The IRS has also weighed in on the issue of the housing allowance and the expenses of assisted living arrangements, saying that in some cases you pay a lump sum fee to be enrolled in an assisted living or independent living arrangement, and that’s it. The IRS said if that’s the situation, then you can apply a housing allowance to that payment only in the year of the lump sum payment that you made. You can’t somehow amortize that over 10 or 20 years and claim a partial expense for each year (not if you paid for everything up front).

Financially, the lump sum payment is not a wise thing to do in many cases, because you lose the benefit of the housing allowance—whereas if you are thinking about a facility where you don’t pay an upfront lump sum but you instead pay annual fees to get in, the housing allowance can be applied under those circumstances to the amount you pay each year (provided that it can be connected to housing-related expenses). That does not include food, housekeeping, medical care, or any number of other things that that fee sometimes will cover.

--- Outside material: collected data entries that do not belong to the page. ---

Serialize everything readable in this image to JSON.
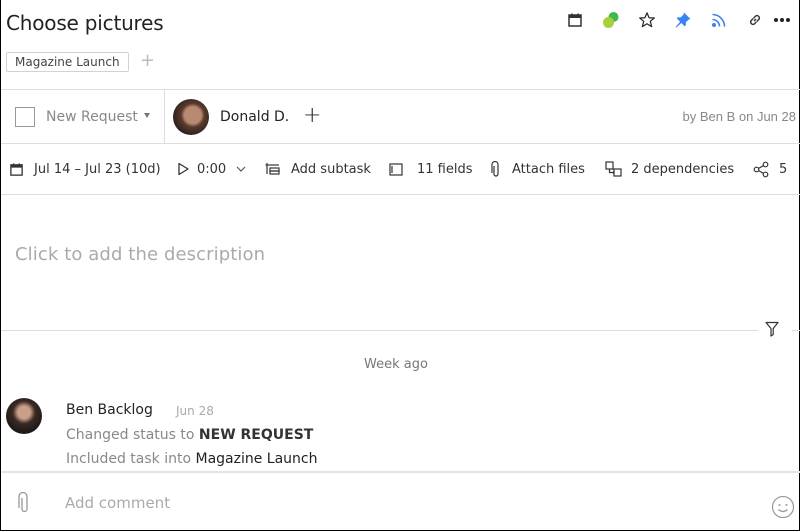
{
  "task": {
    "title": "Choose pictures",
    "tags": [
      "Magazine Launch"
    ],
    "add_tag_icon": "plus-icon"
  },
  "toolbar_icons": [
    {
      "name": "calendar-icon",
      "color": "#333333"
    },
    {
      "name": "workflow-circles-icon",
      "color": "#6cc24a"
    },
    {
      "name": "star-icon",
      "color": "#333333"
    },
    {
      "name": "pin-icon",
      "color": "#3b82f6"
    },
    {
      "name": "rss-feed-icon",
      "color": "#3b82f6"
    },
    {
      "name": "link-icon",
      "color": "#333333"
    },
    {
      "name": "more-icon",
      "color": "#333333"
    }
  ],
  "status": {
    "label": "New Request"
  },
  "assignee": {
    "name": "Donald D."
  },
  "author_text": "by Ben B on Jun 28",
  "meta": {
    "dates": "Jul 14 – Jul 23 (10d)",
    "timer": "0:00",
    "add_subtask": "Add subtask",
    "fields": "11 fields",
    "attach": "Attach files",
    "dependencies": "2 dependencies",
    "shares": "5"
  },
  "description_placeholder": "Click to add the description",
  "activity": {
    "group_label": "Week ago",
    "entries": [
      {
        "author": "Ben Backlog",
        "date": "Jun 28",
        "line1_prefix": "Changed status to ",
        "line1_value": "NEW REQUEST",
        "line2_prefix": "Included task into ",
        "line2_value": "Magazine Launch"
      }
    ]
  },
  "comment": {
    "placeholder": "Add comment"
  }
}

Richard R. Hammar is an attorney, CPA and author specializing in legal and tax issues for churches and clergy.

This content is designed to provide accurate and authoritative information in regard to the subject matter covered. It is sold with the understanding that the publisher is not engaged in rendering legal, accounting, or other professional service. If legal advice or other expert assistance is required, the services of a competent professional person should be sought. "From a Declaration of Principles jointly adopted by a Committee of the American Bar Association and a Committee of Publishers and Associations." Due to the nature of the U.S. legal system, laws and regulations constantly change. The editors encourage readers to carefully search the site for all content related to the topic of interest and consult qualified local counsel to verify the status of specific statutes, laws, regulations, and precedential court holdings.